OK, let me explain that bit of snark. TOS (Terms of Service), EULA (End User License Agreement) , and PP (Privacy Policy)

The TOS and EULA are more or less the same thing. The subtleties between them are minor and unimportant. They are both long, novella-length, agonizingly detailed legal documents that describe the conditions under which you may use a product or service, your rights (or lack thereof), and the rights of the provider. They are generally one-sided, strongly favoring the provider, hewing as close as possible to, but not crossing, the line so as not to be declared "unconscionable" by a court of law.

The PP is similar, but it focuses more on how your privacy is preserved (or not) and how your data and interactions with the product or service may be shared with other parties. As privacy concerns have grown, many products and services today include a separate Privacy Policy rather than cramming all that into the TOS or EULA.

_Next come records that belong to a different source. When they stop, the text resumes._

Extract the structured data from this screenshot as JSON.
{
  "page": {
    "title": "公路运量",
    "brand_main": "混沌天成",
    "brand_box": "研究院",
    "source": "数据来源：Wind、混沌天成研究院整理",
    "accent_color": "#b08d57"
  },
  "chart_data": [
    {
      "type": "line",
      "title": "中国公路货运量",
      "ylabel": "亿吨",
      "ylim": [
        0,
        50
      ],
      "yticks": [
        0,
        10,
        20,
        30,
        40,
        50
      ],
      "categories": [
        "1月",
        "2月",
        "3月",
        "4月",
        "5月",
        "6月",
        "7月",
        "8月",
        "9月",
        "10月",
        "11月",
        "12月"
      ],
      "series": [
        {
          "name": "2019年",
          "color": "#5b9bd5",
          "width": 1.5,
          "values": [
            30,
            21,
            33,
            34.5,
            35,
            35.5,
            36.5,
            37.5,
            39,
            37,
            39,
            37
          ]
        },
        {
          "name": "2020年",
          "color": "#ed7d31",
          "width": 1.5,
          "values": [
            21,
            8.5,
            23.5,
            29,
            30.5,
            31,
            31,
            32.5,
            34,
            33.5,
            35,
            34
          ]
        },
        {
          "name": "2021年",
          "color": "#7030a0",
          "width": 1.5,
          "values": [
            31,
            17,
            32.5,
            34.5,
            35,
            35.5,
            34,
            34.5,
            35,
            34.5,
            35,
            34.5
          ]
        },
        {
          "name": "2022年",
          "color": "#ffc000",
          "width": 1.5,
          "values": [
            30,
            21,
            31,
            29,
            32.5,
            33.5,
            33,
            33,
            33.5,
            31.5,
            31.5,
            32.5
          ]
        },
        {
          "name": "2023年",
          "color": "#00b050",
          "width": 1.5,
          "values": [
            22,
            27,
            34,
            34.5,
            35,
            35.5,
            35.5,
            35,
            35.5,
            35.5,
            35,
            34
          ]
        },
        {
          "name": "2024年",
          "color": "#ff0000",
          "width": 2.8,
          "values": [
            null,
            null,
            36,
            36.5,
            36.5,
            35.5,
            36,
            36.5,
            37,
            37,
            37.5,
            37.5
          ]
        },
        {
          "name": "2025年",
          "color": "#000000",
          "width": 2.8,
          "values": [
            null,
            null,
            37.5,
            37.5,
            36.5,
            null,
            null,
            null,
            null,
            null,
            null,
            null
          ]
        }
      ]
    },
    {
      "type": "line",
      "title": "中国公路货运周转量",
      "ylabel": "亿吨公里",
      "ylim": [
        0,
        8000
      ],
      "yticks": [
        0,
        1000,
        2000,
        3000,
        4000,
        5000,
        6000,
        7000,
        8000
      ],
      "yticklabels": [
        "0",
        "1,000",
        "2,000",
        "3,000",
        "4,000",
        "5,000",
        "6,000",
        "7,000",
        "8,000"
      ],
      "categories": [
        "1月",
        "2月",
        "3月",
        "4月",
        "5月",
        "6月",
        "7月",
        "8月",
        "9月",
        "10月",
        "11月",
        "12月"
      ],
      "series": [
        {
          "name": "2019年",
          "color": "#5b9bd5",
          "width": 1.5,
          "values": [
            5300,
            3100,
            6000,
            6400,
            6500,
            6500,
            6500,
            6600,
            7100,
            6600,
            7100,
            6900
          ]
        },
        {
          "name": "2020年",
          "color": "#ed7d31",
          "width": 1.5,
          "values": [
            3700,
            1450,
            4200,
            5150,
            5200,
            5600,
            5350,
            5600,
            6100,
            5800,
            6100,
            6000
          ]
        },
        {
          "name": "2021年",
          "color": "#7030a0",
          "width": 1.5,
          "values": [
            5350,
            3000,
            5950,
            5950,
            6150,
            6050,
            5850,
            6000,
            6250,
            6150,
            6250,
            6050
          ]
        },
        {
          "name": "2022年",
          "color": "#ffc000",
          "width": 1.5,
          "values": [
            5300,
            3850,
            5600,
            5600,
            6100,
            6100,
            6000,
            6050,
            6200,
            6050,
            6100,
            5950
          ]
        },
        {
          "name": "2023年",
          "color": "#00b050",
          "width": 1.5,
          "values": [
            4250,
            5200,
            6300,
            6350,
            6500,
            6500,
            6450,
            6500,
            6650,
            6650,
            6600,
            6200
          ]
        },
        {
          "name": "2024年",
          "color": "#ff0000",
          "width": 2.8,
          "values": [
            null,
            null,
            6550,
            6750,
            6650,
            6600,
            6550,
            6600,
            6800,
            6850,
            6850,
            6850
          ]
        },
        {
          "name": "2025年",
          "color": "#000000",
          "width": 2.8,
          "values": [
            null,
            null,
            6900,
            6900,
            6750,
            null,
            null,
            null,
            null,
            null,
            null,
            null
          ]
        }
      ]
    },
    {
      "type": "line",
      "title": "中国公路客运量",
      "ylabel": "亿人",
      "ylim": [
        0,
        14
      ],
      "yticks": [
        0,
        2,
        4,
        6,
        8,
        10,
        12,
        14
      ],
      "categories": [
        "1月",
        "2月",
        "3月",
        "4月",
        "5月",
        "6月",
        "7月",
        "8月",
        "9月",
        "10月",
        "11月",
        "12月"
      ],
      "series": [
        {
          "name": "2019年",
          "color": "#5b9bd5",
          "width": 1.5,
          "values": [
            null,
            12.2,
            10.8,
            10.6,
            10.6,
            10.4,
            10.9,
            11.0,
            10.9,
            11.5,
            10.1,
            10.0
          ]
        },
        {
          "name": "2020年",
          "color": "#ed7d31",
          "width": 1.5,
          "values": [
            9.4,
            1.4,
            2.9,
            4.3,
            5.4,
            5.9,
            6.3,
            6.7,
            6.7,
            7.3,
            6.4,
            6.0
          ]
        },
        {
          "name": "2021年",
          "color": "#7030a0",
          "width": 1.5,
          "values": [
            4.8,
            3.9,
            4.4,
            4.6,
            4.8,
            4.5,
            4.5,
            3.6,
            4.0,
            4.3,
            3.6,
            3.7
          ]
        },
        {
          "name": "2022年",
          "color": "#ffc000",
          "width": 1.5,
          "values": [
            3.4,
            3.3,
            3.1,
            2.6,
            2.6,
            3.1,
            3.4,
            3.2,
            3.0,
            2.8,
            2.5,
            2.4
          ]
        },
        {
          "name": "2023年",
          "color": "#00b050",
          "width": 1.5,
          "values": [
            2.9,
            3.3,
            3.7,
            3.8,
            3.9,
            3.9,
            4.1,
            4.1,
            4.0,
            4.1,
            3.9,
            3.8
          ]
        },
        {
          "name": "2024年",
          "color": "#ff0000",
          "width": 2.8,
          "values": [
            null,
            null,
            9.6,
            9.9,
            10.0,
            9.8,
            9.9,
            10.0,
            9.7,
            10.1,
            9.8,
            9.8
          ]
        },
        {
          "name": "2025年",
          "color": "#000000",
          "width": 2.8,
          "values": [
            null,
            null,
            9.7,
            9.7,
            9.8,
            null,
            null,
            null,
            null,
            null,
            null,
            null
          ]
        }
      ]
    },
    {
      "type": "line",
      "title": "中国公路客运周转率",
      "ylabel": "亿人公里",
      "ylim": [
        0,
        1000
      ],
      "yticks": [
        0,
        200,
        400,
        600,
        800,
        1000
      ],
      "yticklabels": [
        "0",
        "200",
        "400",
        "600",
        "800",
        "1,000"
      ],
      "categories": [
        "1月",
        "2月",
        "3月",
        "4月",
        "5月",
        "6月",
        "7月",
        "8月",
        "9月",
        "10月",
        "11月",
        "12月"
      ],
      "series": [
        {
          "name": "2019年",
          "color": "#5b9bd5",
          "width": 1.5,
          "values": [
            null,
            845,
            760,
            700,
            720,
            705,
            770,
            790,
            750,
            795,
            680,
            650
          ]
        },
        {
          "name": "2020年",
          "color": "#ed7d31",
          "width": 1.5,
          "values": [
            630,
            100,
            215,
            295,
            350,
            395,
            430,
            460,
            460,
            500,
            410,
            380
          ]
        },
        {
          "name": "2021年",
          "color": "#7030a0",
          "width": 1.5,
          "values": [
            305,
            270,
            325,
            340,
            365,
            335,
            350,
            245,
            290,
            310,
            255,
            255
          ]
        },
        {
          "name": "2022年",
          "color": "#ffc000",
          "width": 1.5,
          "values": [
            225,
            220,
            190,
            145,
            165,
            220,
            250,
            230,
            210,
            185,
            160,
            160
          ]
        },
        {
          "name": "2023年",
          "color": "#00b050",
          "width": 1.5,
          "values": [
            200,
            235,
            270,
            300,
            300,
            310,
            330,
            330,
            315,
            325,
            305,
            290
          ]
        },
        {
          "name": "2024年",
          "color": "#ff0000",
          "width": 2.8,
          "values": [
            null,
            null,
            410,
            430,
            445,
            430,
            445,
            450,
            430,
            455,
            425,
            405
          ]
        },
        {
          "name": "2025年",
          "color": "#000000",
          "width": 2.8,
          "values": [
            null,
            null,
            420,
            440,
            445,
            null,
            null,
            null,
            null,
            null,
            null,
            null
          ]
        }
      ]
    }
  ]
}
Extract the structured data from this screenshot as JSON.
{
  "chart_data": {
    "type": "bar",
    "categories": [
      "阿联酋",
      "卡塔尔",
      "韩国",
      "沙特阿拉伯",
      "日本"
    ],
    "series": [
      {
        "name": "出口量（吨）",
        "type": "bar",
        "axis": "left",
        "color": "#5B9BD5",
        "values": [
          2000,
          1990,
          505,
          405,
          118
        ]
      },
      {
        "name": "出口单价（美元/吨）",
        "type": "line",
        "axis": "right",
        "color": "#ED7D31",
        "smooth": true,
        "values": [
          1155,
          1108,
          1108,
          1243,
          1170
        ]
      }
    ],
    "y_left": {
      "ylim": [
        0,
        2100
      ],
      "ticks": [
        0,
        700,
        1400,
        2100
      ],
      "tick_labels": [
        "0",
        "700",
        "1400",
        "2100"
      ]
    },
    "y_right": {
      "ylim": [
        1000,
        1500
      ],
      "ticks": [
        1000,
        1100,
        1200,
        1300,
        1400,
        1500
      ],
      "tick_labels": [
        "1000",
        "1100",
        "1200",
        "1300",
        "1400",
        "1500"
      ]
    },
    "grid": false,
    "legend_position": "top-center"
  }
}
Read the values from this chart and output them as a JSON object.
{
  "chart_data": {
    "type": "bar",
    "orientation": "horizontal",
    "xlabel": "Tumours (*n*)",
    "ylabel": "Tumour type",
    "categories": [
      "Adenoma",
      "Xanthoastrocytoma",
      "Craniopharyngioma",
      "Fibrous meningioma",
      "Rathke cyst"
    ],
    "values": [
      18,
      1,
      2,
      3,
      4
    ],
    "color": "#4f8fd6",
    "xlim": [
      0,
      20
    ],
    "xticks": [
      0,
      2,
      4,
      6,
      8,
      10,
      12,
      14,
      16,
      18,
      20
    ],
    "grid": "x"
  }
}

So when you begin using that product or service, you are often asked to separately affirm that you have read, understand, and agree to each of those documents.

Given how new these consumer-facing A.I. data collection apps are, you would be wise to actually read those agreements before using them so you know exactly what you are getting into. Don't just blow past those terms like you usually would. I mean, really, who reads that crap? Well, you should, at least this time.

You could very well be perpetually giving up rights to your voice and or likeness for a one-time payment of a few dollars. What a bargain for the A.I. company.

Furthermore, fulfilling tasks may involve other people (3rd parties) either directly or coincidentally, whose words or likeness could be captured as well. Gig workers performing these tasks have no right to contractually bind them. So, depending on what the A.I. companies ultimately do with the training data collected by the app under the gig worker's authority, especially to the extent it involves 3rd parties, well, that could come back to bite that gig worker on the ass.

Corpo Eyes

I touched on the increased surveillance that these new training methods effectively bring along. Included in that lengthy TOS/EULA and PP is the legal cover for the A.I. firm and any/all affiliations that may have with other parties, to freely access and use that collected data however they see fit. That could go well beyond simply using it for A.I. training -- which is already sketchy enough all by itself.

There's a lot of things this world doesn't need more of and I'd put increased surveillance from all quarters pretty high on that list.

Is it really worth the few minor ducats you'll receive to expose yourself to that?

To be sure, the A.I. company is getting the better end of that deal by a country mile. You are worth more than that.